In Chinese, every character is monosyllabic and Mandarin has a total of about ~1200 licit syllables including tone (about 400 if you don't count tone). This means that if I take any Chinese character and randomly choose a Chinese syllable, there is roughly a 1 in 1200 chance that that syllable will be the correct pronunciation.
Now let's say I do the same thing with Japanese. I take any random Kanji character and I randomly choose a full phonological form that can be represented by a single character. What's the probability that the pronunciation will be correct? This is a much more complicated question than in Mandarin since a whole multi-syllabic word can be represented by a single character, but like any language, there is a finite number of licit phonological forms in Japanese. Are there any accurate estimates of this number?
Edit: To illustrate:
If I pick the character 鏡 then the phonemic form can be kagami. If I select 鵜, the phonemic form can be u. For 八, hati. I'm not particularly concerned with the characters being used in a multi-character word, my primary concern is solely with individual characters.
So if I pick the character 鏡 and then I randomly select from all of the full phonological forms that can be represented by a single character, what is the probability that I will correctly select kagami?
In Mandarin, because there are only 1200 syllables and characters are always monosyllabic, if I pick a character with one possible pronunciation I have a 1 in 1200 chance of getting it correct. Some polyphonic syllables may have multiple possible pronunciations so I could have a 2 in 1200 or 3 in 1200 chance of picking it correctly.
In Japanese, a character can represent a sequence of multiple syllables, so what's the chance that out of the list of all possible phonological forms I'll pick the one that consists of the correct sequence of syllables?
Edit 2: Overly detailed reason for the question:
I'm researching cross-script differences in reading processes between English and Chinese; here's a highly simplified explanation.
In English, readers mostly compute the sound of a word based on the letters and use that computed phonological form to pick the semantic information behind the word. Visual information play a smaller role, but it helps with things like disambiguating homophones (e.g. "flower" and "flour"). A reader sees "flower", computes /ˈflɑʊ.ə˞/, and activates the meaning ❀, maybe with some help from visual information.
In Chinese, readers mostly retrieve semantic information directly from the visual form. Phonological information plays a role, but it doesn't seem to be the primary route of activation. A reader sees "花" and directly activates ❀.

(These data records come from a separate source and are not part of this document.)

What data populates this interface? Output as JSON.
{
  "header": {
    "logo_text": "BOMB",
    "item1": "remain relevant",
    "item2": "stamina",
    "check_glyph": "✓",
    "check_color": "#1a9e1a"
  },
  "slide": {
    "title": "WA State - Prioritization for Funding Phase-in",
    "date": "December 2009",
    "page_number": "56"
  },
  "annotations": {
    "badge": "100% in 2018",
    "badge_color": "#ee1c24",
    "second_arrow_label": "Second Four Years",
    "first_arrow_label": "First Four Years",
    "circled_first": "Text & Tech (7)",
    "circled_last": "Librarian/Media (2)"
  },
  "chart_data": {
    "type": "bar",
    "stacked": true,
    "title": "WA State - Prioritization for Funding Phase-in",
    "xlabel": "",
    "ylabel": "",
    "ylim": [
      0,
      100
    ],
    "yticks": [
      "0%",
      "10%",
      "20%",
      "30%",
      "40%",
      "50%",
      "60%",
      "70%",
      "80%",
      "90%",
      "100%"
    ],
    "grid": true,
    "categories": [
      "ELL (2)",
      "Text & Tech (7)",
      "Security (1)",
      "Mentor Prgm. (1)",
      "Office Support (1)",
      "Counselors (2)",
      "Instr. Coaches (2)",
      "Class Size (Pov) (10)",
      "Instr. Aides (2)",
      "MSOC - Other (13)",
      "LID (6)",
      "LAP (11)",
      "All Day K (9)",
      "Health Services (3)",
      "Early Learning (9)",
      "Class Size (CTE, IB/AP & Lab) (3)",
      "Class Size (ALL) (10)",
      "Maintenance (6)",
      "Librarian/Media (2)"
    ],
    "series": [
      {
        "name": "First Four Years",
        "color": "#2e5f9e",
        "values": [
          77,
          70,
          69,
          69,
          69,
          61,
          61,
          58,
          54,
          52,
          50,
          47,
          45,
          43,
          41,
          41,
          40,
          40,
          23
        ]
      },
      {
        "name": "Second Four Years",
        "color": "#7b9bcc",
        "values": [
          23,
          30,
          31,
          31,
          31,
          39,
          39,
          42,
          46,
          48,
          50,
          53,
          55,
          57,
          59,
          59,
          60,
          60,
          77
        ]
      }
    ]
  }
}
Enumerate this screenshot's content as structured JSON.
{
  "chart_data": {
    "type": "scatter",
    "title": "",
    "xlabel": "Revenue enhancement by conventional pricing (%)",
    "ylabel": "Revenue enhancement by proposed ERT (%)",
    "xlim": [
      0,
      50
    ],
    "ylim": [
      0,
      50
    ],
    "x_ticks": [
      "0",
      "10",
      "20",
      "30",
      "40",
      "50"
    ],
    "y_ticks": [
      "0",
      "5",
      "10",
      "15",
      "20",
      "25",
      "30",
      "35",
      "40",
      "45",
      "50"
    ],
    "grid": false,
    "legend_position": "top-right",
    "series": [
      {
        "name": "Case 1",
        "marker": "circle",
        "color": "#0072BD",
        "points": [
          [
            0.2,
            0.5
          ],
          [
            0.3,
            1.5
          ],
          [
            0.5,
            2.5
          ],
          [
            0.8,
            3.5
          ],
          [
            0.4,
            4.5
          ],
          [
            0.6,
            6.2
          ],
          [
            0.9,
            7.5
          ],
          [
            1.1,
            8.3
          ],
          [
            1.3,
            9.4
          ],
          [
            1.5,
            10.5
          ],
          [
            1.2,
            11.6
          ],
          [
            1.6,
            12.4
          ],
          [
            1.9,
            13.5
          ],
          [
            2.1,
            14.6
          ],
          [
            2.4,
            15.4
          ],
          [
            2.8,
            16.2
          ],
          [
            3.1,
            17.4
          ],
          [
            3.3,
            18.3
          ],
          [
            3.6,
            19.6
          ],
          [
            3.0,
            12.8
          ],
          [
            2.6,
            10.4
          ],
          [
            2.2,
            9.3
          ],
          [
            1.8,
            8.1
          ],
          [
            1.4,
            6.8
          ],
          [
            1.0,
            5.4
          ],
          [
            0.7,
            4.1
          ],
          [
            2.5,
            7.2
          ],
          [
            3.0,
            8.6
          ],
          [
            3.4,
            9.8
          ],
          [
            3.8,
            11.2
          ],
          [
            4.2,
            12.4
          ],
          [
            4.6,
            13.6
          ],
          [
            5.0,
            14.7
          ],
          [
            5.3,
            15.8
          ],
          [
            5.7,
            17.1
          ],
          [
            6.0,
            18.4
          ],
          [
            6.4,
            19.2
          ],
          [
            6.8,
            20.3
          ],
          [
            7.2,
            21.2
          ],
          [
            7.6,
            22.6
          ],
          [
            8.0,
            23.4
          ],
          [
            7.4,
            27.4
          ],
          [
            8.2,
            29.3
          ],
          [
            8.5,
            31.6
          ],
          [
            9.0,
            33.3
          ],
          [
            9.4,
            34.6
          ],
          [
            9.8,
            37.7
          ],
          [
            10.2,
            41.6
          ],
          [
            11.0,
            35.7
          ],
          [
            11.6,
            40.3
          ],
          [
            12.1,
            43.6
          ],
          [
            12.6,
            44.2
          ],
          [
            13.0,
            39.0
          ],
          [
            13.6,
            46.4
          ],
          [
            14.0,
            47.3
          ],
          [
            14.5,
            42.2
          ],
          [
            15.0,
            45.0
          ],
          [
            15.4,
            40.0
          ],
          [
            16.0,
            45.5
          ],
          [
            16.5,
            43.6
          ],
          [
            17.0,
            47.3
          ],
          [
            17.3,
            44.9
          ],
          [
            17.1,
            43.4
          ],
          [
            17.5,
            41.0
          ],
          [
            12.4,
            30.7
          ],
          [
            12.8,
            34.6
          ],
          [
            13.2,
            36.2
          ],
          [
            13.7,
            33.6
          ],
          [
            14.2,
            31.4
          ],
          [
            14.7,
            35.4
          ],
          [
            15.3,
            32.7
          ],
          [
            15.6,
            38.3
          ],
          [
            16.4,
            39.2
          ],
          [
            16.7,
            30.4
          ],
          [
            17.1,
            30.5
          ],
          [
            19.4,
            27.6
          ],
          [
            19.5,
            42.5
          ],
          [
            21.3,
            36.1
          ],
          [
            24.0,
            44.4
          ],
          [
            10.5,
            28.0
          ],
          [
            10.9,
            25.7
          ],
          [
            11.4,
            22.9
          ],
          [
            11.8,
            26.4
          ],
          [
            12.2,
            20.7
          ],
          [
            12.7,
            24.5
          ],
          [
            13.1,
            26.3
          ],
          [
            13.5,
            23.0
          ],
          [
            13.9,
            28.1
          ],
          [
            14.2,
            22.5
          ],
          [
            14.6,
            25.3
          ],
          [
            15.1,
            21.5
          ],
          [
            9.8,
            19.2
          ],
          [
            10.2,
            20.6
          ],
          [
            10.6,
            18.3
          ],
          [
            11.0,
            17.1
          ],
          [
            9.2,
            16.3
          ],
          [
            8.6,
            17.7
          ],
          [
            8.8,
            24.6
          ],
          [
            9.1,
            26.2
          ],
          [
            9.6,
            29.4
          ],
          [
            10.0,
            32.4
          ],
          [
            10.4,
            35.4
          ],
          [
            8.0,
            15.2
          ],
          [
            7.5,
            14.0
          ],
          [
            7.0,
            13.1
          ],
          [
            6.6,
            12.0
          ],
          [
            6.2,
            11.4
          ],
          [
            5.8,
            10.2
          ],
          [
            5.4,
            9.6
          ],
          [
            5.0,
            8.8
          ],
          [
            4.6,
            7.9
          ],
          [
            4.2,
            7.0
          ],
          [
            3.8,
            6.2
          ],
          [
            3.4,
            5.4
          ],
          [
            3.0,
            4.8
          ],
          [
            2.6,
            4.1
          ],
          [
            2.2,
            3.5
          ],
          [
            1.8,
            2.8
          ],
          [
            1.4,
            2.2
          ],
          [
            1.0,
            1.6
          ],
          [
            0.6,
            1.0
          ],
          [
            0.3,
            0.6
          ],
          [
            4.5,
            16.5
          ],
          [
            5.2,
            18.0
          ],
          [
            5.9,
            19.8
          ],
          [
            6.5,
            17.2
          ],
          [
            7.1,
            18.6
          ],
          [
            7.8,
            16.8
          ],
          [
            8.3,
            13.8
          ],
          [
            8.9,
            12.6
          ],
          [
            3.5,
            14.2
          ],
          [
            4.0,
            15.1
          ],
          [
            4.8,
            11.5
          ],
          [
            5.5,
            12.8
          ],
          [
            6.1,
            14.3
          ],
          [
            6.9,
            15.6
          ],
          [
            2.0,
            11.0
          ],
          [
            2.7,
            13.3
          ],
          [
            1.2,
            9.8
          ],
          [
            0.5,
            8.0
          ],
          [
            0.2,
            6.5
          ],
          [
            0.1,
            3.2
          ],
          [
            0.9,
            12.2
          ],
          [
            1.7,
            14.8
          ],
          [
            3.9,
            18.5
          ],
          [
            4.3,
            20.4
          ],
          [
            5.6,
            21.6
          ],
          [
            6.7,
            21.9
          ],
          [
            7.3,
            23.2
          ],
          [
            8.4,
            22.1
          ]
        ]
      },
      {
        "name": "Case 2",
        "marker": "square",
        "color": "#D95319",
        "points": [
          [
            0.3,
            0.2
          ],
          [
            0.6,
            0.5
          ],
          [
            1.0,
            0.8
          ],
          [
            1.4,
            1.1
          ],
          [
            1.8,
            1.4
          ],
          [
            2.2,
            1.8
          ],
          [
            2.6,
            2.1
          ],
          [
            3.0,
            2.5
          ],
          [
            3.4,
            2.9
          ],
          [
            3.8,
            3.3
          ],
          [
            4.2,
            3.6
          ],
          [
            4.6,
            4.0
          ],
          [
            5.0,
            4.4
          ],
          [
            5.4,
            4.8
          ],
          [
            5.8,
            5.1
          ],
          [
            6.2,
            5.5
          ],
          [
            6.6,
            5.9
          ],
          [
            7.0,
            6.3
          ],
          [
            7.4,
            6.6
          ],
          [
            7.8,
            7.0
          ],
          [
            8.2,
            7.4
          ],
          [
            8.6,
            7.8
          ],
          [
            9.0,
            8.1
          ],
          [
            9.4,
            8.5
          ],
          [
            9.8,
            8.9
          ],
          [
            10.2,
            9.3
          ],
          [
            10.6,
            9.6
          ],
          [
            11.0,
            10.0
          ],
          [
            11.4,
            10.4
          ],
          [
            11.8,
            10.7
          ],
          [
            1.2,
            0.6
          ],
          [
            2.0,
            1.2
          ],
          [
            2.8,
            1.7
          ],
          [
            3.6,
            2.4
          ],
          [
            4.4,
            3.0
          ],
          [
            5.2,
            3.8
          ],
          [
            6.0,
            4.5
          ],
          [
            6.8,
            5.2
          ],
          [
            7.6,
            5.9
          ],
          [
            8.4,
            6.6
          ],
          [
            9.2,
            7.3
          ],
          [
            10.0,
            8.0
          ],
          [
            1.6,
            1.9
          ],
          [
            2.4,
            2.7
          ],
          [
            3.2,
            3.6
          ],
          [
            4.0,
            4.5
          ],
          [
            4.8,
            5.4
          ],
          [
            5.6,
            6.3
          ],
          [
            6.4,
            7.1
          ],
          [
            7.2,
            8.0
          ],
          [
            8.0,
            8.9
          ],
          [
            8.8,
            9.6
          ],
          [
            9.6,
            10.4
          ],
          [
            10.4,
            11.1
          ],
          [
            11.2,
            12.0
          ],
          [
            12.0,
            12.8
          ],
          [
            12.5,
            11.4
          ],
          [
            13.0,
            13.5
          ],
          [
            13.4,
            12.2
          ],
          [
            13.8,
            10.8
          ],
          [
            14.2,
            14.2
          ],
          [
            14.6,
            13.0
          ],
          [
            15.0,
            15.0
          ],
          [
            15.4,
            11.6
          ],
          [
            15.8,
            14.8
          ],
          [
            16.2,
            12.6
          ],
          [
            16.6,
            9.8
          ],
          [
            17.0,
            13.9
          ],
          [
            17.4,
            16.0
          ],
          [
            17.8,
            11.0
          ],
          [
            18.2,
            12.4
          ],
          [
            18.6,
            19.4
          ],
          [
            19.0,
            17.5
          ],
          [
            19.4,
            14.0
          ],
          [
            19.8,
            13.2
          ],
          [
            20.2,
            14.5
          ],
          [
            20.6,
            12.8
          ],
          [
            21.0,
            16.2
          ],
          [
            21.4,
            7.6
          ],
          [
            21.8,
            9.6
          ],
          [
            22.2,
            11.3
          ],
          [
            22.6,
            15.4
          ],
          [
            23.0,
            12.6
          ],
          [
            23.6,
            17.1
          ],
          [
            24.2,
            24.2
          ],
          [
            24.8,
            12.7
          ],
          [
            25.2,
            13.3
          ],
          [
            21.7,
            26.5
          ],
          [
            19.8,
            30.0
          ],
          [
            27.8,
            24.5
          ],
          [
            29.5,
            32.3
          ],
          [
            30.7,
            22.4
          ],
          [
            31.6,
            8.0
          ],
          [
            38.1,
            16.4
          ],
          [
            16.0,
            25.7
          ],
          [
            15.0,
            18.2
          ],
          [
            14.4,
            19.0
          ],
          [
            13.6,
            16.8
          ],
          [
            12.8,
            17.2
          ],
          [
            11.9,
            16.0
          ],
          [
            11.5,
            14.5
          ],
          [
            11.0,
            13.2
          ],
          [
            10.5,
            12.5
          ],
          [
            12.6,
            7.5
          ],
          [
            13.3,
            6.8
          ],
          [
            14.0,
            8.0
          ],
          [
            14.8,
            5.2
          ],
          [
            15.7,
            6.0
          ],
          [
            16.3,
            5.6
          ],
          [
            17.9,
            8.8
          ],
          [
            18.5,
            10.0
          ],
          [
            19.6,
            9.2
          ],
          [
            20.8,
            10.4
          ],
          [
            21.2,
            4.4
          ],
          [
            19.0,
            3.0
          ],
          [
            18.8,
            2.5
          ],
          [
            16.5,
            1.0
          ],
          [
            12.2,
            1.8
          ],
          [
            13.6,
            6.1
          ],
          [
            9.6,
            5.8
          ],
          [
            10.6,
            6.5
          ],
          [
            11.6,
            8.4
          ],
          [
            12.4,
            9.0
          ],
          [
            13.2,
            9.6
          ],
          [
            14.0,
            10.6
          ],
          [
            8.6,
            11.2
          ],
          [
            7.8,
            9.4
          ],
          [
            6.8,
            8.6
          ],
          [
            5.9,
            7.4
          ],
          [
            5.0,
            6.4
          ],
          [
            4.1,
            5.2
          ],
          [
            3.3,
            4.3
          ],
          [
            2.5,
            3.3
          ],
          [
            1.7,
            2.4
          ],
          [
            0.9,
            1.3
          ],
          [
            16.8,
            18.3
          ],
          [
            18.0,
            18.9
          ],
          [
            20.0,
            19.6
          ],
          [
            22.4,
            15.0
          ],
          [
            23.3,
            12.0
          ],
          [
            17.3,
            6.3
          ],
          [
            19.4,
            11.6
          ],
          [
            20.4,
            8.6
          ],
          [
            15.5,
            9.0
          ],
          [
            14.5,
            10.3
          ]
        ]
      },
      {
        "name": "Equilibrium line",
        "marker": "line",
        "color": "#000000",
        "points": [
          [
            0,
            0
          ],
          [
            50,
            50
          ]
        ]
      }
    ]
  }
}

Like I said, this is a super simplified explanation, but it covers the main gist.
I want to approach this difference as having to do with the "usefulness" of the different routes. In English, the visual information route isn't "useful" because English speakers don't make direct associations between visual forms and meaning.
In Chinese, one possibility is that the phonological route isn't "useful" because that information is very non-specific. A Chinese speaker can read "书" and know what it means with no context because the meaning is directly associated with the visual character. However, if there wasn't that direct association and the character simply activated "shū", it would be difficult to retrieve a specific meaning with no context because that phonological form can represent several dozen morphemes.
I'm trying to figure out if Japanese could be examined as a language kind of "in between" these two. Chinese cannot use a purely phonological route to get from any one of tens of thousands of characters to any one of hundreds of thousands of meanings, because you would have to connect them through a thousand or so phonological forms, forming a serious cognitive bottleneck. If Japanese can get from any one of tens of thousands of characters to any one of hundreds of thousands of meanings by going through several thousand possible phonological forms, Japanese could potentially have better success with the phonological route.
The question basically comes down to this: is the bottleneck from form to meaning through phonology in Japanese nearly as bad as it is in Chinese?